Qualora in un contratto di locazione sia previsto il divieto per il conduttore di apportare modifiche all'immobile locato senza il preventivo ed esplicito consenso del proprietario-locatore, non incombe a quest'ultimo, che abbia agito per l'eliminazione delle modifiche apportate dal conduttore, la prova della sua opposizione, bensì al conduttore la dimostrazione di avere ottenuto il preventivo espresso consenso del locatore, senza che sia sufficiente la mancata opposizione a un progetto genericamente prospettato (Cass. civ., sez.III, 22 aprile 2013, n.9724).

- Anche la locazione di immobile urbano conclusa con lo Stato o altro ente pubblico territoriale come conduttore può essere stipulata per una durata più breve di quella sessennale, in presenza di esigenze di carattere transitorio oggettivamente rilevabili e richiamate nel contratto (nella specie, la locazione era stata stipulata da un'azienda sanitaria per sopperire alla inagibilità di altro immobile, sottoposto a lavori di ristrutturazione) (Cass. civ., sez.III, 23 gennaio 2009, n. 1699).

- Anche ai contratti di locazione di immobili adibiti ad uso diverso da quello di abitazione stipulati dallo Stato o da altri enti pubblici territoriali in qualità di conduttori di cui all'art. 42 della l. 27 luglio 1978, n. 392 è applicabile la disciplina dettata dagli artt. 28 e 29 in tema di rinnovazione che accorda al conduttore una tutela privilegiata in termini di durata del rapporto.

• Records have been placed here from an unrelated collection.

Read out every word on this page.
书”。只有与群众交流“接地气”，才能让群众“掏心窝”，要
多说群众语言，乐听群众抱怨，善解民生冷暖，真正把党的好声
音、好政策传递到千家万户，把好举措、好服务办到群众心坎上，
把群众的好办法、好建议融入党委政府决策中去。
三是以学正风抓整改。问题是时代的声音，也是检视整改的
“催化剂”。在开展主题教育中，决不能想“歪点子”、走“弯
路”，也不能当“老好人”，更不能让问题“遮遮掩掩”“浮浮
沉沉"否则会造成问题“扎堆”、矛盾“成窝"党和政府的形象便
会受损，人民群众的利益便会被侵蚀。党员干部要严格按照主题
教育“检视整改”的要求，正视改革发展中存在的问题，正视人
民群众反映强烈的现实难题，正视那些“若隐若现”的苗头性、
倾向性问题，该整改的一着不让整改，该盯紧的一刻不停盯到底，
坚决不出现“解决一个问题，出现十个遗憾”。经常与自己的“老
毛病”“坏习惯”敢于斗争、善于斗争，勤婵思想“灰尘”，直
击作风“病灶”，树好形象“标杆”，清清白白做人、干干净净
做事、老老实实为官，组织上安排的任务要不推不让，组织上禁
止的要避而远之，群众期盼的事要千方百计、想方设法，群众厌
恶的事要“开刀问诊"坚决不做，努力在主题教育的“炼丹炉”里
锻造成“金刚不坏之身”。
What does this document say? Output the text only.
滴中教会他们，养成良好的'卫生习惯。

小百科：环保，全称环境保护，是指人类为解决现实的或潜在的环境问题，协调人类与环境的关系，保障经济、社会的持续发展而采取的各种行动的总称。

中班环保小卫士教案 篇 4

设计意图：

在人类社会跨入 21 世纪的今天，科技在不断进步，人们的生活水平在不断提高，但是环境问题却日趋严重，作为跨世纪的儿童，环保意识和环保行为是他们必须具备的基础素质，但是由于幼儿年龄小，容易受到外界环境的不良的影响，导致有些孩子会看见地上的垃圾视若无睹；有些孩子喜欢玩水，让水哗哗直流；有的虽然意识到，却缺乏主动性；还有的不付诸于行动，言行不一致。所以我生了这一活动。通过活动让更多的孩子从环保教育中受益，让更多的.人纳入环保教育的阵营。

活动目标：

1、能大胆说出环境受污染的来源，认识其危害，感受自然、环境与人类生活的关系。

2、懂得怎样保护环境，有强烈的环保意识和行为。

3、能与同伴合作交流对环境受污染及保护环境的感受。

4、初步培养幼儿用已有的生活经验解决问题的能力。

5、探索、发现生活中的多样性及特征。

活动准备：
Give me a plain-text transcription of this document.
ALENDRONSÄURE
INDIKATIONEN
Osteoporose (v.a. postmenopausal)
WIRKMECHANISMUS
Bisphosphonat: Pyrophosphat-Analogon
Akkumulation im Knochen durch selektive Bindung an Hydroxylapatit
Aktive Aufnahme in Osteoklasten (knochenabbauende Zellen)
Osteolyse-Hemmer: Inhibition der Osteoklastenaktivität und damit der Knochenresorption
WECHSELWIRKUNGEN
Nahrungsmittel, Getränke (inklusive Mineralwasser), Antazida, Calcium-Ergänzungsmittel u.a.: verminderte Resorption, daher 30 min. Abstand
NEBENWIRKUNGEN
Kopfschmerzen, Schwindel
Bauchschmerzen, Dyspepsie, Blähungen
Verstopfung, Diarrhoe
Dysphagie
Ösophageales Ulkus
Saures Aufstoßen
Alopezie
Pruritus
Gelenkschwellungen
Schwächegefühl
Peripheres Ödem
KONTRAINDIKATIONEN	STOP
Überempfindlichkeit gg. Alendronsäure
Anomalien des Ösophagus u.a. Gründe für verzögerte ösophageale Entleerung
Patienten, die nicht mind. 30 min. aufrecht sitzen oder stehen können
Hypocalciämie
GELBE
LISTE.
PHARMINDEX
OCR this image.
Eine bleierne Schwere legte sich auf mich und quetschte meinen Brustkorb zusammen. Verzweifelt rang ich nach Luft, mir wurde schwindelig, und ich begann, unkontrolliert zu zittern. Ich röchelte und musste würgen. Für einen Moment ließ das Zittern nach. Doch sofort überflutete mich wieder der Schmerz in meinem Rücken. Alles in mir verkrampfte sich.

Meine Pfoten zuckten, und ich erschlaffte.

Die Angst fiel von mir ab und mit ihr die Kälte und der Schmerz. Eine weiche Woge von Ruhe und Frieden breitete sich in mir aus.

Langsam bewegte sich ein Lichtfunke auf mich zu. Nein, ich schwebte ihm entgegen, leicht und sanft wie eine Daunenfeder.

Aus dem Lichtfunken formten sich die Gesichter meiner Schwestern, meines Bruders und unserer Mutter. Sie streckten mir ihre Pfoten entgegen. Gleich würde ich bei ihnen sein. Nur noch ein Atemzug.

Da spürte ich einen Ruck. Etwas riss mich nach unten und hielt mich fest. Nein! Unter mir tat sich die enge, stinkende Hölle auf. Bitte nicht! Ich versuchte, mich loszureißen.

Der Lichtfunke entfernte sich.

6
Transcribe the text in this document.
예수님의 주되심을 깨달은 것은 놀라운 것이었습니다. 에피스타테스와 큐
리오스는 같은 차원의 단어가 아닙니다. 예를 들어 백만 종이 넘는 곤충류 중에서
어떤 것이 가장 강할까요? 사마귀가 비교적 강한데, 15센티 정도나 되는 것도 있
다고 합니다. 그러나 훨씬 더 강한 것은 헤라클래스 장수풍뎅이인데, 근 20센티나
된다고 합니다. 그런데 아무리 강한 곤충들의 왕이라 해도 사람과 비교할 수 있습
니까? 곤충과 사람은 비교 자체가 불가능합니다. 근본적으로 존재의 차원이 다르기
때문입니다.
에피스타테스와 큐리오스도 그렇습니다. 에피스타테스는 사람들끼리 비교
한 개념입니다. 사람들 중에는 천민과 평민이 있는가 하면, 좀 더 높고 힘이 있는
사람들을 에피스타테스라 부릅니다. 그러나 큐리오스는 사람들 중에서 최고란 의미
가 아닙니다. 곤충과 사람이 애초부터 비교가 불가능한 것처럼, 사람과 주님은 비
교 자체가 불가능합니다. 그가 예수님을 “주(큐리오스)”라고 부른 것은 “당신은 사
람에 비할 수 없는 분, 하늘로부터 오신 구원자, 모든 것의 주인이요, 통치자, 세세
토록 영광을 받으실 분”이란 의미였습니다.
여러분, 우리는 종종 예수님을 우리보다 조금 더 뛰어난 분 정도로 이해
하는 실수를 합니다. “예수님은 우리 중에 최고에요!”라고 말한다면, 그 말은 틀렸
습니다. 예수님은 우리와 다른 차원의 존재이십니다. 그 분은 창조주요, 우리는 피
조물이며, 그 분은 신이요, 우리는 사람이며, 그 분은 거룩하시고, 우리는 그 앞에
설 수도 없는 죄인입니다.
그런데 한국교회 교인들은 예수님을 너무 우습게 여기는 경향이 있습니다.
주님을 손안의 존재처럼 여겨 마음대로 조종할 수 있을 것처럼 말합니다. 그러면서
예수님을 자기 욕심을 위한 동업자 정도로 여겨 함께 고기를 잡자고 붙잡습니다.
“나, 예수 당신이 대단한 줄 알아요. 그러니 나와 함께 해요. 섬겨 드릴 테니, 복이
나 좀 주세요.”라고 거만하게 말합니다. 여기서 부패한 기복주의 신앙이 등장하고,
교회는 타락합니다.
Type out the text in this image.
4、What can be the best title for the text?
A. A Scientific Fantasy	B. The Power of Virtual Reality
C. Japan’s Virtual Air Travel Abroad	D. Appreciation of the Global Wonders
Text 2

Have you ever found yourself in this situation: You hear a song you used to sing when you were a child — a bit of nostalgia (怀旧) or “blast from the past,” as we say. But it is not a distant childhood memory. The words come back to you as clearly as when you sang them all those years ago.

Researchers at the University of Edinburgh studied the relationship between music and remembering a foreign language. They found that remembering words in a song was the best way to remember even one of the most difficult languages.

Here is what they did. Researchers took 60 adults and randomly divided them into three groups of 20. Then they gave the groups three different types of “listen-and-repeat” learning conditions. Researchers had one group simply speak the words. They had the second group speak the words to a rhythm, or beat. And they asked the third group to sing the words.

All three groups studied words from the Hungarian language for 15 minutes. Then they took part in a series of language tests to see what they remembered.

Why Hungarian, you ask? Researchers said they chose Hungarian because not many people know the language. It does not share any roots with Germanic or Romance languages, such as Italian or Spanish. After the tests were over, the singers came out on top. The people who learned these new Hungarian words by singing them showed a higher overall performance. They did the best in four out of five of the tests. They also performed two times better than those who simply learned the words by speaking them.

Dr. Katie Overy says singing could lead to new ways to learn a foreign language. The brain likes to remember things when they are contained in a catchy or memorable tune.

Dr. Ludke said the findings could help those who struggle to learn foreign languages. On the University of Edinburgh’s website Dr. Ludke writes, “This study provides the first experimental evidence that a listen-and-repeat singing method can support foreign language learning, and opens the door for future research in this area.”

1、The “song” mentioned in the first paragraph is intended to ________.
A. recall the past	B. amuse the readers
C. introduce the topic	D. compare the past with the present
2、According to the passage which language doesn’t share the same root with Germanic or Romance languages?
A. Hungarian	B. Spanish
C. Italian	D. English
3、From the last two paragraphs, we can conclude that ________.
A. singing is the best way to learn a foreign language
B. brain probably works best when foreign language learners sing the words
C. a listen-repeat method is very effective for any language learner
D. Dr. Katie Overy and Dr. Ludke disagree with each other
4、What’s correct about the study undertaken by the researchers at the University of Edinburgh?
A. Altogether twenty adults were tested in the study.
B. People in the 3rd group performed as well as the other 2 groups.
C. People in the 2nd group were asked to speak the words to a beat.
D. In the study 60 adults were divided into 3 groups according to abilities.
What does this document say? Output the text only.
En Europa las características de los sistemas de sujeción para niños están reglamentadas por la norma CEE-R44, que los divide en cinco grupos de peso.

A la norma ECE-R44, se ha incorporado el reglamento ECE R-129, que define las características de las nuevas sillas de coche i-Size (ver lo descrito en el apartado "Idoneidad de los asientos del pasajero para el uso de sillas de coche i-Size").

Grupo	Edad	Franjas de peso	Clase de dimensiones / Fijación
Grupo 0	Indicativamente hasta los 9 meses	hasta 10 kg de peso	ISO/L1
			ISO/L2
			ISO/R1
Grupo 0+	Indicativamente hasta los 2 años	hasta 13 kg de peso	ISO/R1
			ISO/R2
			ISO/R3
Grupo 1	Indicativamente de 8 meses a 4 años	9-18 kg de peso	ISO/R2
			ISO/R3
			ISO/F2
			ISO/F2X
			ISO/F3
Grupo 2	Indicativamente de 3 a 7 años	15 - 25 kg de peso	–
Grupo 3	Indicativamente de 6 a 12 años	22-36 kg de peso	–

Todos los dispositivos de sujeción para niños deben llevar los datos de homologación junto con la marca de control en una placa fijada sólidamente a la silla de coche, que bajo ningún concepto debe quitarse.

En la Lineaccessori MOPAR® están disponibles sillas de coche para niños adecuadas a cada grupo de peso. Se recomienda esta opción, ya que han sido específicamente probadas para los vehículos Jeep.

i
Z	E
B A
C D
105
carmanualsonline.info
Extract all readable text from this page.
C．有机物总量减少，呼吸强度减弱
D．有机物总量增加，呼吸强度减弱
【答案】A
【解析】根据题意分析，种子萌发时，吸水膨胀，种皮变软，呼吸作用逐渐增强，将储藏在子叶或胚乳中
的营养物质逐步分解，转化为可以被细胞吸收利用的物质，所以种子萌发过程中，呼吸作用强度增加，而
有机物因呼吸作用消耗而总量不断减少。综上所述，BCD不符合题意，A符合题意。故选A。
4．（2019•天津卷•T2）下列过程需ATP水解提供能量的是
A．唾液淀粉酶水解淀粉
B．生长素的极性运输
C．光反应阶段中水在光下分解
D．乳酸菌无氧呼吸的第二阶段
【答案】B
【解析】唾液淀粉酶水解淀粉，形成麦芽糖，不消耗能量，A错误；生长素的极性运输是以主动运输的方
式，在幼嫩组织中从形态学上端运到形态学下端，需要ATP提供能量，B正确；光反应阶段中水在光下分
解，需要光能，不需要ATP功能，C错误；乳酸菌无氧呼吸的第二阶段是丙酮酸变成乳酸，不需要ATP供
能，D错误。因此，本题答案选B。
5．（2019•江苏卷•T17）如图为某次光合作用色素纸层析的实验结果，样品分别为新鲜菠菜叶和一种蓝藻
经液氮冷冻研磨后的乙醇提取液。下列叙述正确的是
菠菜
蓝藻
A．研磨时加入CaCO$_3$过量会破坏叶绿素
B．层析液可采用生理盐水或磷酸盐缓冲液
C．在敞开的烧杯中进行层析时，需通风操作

Invero, a differenza dell'ipotesi regolata dall'art. 1597 c.c., la protrazione del rapporto alla sua prima scadenza in base alle richiamate norme della l. n. 392/1978 non costituisce l'effetto di una tacita manifestazione di volontà - successiva alla stipulazione del contratto e che la legge presume in virtù di un comportamento concludente e, quindi, incompatibile con il principio secondo il quale la volontà della P.A. deve essere necessariamente manifestata in forma scritta - ma deriva direttamente dalla legge, che rende irrilevante la disdetta del locatore quando la stessa non sia basata su una delle giuste cause specificamente indicate dalla legge quali motivi legittimi di diniego della rinnovazione. (Cass.civ.,sez.III, 24 luglio 2007, n. 16321).

- In tema di locazioni, con riguardo ai relativi contratti aventi ad oggetto immobili adibiti ad una delle particolari attività di cui all'art. 42 della l. 27 luglio 1978, n. 392, il comma 2 di detto articolo, richiamando il preavviso per il rilascio di cui al precedente art. 28, importa l'applicabilità a tali contratti dell'intera disciplina della durata contenuta nel medesimo art. 28, e pertanto anche del diniego motivato di rinnovazione alla prima scadenza contrattuale, dettata dallo stesso art. 28, comma 2, e dall'art. 29 della legge in questione (nella specie, la Suprema Corte ha confermato la sentenza della corte di merito che aveva rigettato la domanda di cessazione del contratto di locazione stipulato con il Ministero dell'Interno perché la disdetta era invalida causa la mancata enunciazione dei motivi inducenti la locatrice medesima al diniego di rinnovazione del contratto) (Cass.civ.,sez.III,6 febbraio 2007,n.2567).